When you find that person who seems to love you for who you are, there’s nothing better. However, later down the line, it can turn out he’s actually a manipulative person, whose aim is simply to control you.Toxic relationships can sneak up on almost anyone. And controlling behavior on the part of a partner knows no boundaries—people of any age, gender, sexual orientation or socioeconomic status can be in controlling relationships, playing either role.
Controlling people use a whole arsenal of tools in order to dominate their partners— whether they or their partners realize what’s happening or not. Sometimes, the emotional manipulation is complex enough that the person who is being controlled actually believes that they themselves are the villain, or that they are extremely lucky that their controlling partner “puts up” with them. Whether controlling behavior leads to more severe emotional or physical abuse or not, it is not a healthy situation. If you notice more than a couple of these signs within your relationship or your partner, take it seriously.
- Protective vs. Possessive
There is a very fine line between having a protective lover and a possessive lover. It’s natural to protect someone you care about, so if he keeps you in close sight and his arm around your shoulders while you two are out at the club, great. If on the other hand, he refuses to let you go anywhere alone or starts fights with men who try to talk to you, he’s possessive and, like a dog uses aggression to defend what’s “his”.
- Respectful vs. Tolerant
A partner who loves you will respect you for your strong opinions, opposed to a man who will not believe that your opinion is as equally valid and important as his but still tells you that you are right.

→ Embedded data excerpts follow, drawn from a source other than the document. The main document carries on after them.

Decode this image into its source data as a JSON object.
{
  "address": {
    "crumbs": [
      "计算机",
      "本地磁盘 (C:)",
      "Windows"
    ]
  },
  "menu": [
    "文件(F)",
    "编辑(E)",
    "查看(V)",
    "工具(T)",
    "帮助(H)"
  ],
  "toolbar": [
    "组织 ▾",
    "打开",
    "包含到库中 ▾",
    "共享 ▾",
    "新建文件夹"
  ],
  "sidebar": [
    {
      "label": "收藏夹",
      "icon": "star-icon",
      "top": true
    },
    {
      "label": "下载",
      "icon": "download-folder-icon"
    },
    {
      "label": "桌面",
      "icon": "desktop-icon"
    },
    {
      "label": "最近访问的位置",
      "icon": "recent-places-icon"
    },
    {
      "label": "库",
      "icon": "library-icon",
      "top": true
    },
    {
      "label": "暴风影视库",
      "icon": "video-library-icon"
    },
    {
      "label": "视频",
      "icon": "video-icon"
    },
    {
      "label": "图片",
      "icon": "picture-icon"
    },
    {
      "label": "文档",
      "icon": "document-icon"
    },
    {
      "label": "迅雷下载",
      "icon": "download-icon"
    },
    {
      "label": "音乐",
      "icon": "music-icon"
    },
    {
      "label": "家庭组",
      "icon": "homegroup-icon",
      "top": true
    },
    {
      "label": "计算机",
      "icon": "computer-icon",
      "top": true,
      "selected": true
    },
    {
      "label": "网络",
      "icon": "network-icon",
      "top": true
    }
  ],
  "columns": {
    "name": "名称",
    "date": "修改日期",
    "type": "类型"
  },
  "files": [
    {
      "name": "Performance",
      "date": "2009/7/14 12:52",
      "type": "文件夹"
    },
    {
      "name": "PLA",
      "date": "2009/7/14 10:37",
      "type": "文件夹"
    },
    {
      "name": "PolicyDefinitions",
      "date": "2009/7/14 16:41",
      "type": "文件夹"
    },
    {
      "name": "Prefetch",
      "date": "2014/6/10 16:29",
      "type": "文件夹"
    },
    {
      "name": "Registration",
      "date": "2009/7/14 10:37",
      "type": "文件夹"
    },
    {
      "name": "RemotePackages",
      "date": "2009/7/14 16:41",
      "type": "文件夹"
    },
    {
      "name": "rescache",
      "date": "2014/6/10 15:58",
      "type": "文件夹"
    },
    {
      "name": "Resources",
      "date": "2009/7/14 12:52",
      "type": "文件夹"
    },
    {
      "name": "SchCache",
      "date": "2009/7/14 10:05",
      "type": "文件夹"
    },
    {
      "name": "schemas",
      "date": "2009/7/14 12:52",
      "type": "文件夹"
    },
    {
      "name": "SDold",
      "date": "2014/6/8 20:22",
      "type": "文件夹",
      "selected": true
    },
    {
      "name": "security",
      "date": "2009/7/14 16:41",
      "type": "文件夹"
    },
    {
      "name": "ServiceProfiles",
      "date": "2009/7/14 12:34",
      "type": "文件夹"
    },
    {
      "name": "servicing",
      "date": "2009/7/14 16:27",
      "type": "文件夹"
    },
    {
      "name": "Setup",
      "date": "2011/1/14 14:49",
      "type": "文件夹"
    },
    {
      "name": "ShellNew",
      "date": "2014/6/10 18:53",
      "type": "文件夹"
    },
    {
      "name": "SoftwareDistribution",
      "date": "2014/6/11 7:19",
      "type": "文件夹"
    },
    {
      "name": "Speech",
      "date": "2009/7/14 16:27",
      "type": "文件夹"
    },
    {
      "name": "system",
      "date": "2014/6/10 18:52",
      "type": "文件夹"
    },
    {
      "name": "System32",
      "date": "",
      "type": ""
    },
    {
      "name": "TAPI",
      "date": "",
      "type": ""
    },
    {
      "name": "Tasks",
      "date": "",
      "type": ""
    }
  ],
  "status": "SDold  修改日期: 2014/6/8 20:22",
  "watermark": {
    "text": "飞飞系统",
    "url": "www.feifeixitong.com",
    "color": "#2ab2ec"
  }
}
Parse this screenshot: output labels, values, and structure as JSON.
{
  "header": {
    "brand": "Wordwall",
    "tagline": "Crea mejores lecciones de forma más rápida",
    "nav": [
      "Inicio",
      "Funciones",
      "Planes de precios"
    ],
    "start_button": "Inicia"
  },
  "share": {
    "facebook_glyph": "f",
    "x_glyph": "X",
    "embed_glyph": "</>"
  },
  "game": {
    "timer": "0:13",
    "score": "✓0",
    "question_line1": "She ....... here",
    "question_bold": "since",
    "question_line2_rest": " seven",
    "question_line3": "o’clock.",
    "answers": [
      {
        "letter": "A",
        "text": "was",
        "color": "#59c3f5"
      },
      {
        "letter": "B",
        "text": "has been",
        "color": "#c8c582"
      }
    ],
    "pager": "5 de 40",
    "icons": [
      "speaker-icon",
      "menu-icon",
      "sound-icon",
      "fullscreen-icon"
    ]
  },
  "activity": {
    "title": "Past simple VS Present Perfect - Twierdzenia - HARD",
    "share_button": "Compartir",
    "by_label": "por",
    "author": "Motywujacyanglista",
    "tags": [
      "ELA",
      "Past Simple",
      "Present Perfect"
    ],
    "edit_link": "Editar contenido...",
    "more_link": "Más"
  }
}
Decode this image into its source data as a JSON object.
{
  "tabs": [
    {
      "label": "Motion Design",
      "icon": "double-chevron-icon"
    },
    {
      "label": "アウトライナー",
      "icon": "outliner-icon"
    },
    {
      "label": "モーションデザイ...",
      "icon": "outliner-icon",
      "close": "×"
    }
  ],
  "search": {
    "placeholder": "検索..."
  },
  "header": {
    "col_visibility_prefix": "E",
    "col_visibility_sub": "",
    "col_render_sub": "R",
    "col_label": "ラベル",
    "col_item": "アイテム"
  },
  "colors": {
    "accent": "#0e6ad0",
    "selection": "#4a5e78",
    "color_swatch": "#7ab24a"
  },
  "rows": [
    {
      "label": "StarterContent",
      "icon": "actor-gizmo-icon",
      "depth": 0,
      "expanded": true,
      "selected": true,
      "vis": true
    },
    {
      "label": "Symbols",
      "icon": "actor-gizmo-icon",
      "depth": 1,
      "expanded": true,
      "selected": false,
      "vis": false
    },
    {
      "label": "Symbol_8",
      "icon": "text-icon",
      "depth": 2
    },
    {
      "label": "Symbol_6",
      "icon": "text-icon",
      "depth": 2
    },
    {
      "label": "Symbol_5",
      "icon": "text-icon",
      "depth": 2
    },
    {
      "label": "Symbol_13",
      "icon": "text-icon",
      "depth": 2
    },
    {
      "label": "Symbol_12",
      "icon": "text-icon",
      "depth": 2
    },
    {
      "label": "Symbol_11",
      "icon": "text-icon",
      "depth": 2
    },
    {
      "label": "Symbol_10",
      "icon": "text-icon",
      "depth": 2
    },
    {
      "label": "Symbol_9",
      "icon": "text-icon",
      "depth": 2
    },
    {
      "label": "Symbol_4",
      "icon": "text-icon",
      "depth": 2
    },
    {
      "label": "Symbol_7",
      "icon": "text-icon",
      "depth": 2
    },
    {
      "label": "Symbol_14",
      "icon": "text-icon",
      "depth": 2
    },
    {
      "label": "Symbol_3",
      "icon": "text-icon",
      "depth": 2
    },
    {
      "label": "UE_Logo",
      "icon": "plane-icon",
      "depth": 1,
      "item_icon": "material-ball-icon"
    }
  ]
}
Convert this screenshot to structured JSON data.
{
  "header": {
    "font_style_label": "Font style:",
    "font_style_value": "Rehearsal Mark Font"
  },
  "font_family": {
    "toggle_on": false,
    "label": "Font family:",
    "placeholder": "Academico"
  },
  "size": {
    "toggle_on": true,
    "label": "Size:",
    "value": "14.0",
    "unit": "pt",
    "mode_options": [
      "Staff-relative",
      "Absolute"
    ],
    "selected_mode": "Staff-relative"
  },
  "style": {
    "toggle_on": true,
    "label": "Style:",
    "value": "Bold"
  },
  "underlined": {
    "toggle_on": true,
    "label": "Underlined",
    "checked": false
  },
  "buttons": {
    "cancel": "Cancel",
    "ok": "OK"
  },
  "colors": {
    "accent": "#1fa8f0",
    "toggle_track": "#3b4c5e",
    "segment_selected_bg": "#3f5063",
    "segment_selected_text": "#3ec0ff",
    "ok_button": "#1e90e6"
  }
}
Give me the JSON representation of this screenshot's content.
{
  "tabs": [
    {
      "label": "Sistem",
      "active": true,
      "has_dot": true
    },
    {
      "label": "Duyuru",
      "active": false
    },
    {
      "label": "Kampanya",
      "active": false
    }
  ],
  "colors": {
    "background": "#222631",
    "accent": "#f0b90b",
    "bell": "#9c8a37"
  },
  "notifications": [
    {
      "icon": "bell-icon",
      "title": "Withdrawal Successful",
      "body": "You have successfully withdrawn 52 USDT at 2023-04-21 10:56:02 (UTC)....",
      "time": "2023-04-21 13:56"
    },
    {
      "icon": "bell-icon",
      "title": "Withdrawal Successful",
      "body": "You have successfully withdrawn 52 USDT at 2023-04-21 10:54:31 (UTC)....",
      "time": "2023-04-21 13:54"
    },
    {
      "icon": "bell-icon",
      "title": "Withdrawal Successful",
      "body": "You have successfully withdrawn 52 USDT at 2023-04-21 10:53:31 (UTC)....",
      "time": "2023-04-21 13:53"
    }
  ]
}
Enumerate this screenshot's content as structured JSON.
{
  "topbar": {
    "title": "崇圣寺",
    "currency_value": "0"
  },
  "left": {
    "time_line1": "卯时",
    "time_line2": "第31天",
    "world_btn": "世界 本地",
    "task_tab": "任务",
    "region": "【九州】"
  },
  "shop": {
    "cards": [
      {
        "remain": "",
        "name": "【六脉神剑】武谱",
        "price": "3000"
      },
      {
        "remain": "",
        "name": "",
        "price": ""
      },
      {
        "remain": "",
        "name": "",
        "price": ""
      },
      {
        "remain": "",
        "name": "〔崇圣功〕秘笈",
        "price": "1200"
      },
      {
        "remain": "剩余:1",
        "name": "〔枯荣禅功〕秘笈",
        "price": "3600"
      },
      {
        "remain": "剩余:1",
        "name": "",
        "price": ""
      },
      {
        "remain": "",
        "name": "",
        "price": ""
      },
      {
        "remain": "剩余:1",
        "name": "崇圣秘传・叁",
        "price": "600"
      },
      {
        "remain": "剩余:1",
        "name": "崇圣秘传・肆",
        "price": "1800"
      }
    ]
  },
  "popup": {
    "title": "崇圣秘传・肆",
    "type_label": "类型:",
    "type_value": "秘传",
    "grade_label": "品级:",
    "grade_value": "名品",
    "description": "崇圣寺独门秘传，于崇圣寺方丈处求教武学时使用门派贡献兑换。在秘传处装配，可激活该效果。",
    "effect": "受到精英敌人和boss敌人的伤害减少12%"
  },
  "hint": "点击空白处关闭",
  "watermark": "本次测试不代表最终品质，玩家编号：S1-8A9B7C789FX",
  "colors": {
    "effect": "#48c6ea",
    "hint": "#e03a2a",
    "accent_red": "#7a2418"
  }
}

- Encouraging vs. Controlling
A man who loves a woman would encourage her to pursue new opportunities and experiences. He may introduce her to plenty of new things, but he’ll never force her into something she’s uncomfortable with or make her feel bad about herself for not doing something he wanted her to.
- Serious vs. Interested
A man who is interested in you will talk to you when the times are convenient for him. If the relationship is brand new, this is to be expected. But if you two have been official for a while and he still only seems to talk when it’s good for him, then chances are he’s not in love, even if he does use the “L” word. Men who are in love will make serious commitments and efforts. When they say they’ll do something, they follow through.
- Affectionate vs. Clingy
Now we’re moving into a different territory where your man may text, call and want to be with you 24/7. You might think that sounds great, but constantly checking up on you and needing the reassurance of their place in your life is a sign he’s in this more for himself than for you. A man who loves you will certainly let it show both emotionally and physically, but a man who is clingy just has emotional issues and wants to talk to you so he feels validated, not so you feel good.
- Honest vs. Cruel
If you ask him how you look in a pair of jeans and he says you should change, that doesn’t mean he’s evil or thinks you’re gross. Men who love women will tell them what they need to hear. The truth may sting a little in certain situations, but his words never should. A man who tells you to lose weight or insults the things you like, your style or anything else about you, doesn’t do so out of love; he does it because he doesn’t respect you and knows he can get away with treating you that way.